The massive yellow arm twitched. The hum of its powerful servo-motors was a deep, resonant bass, far louder than the quiet whir of the rest of his body.

Marcus tried to clench the fist.

The sound was like a prison gate slamming shut. *CLANG.*

He grabbed a thick metal pipe lying nearby to test the grip. The Titan's fingers closed. The pipe didn't just bend; it crumpled like wet paper.

> MODIFICATION SUCCESSFUL

> * Left Arm Strength: +250%

> * Attack Speed: Very Low

> * Accuracy: Low

> * New Title Acquired: [Scrap Frankenstein]

He tried to stand. The weight was disorienting. The massive limb dragged his left side down, throwing off his center of gravity. He looked ridiculous—a thin, skeletal droid with one gargantuan, gorilla-like arm dragging on the ground.

But he didn't care about aesthetics. Now, he could kill.

Outside, a roll of thunder shook the container walls. Marcus peered through a crack in the hull. The sky had turned a bruised purple. On the horizon, a vortex was forming—a magnetic storm capable of frying unshielded electronics.
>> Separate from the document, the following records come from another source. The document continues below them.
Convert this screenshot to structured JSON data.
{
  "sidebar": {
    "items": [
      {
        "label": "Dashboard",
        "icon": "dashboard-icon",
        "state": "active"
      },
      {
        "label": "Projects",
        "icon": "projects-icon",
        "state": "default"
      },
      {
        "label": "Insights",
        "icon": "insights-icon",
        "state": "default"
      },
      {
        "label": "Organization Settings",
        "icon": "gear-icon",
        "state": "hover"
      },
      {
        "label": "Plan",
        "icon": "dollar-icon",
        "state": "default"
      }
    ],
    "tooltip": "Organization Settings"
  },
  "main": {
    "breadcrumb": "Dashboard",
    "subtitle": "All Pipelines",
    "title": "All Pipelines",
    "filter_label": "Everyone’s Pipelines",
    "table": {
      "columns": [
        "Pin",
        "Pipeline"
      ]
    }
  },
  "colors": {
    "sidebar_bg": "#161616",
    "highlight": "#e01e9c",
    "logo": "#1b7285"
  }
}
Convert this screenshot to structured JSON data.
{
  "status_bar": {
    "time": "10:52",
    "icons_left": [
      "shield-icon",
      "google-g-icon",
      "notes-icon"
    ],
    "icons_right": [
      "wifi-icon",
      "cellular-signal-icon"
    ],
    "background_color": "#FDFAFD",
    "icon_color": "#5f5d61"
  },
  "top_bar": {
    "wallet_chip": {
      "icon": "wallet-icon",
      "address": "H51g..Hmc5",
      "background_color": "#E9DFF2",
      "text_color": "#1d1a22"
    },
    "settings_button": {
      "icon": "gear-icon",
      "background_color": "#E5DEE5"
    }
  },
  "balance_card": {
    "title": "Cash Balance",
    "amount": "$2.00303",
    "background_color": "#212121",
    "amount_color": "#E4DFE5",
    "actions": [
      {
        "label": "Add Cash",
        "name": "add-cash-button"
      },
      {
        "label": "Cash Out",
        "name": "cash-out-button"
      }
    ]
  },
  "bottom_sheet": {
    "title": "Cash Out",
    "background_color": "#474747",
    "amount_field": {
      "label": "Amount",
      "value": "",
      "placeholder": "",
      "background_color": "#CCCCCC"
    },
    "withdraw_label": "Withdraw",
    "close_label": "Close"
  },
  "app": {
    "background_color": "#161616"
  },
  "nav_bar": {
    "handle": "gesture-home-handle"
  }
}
And through the swirling clouds, he saw the descent of heavy barges. Their bay doors opened, and fresh tons of scrap metal began to rain down from the heavens.

Marcus appreciated the irony. To the world above, this was garbage. To him, it was a supply drop.

He looked at his new, monstrous hand.

"Time to find a battery," he rasped, the static in his voice sounding like a growl. "Before I fade to black."

He used the "Titan" arm to punch through the debris blocking the exit, stepping out to meet the storm.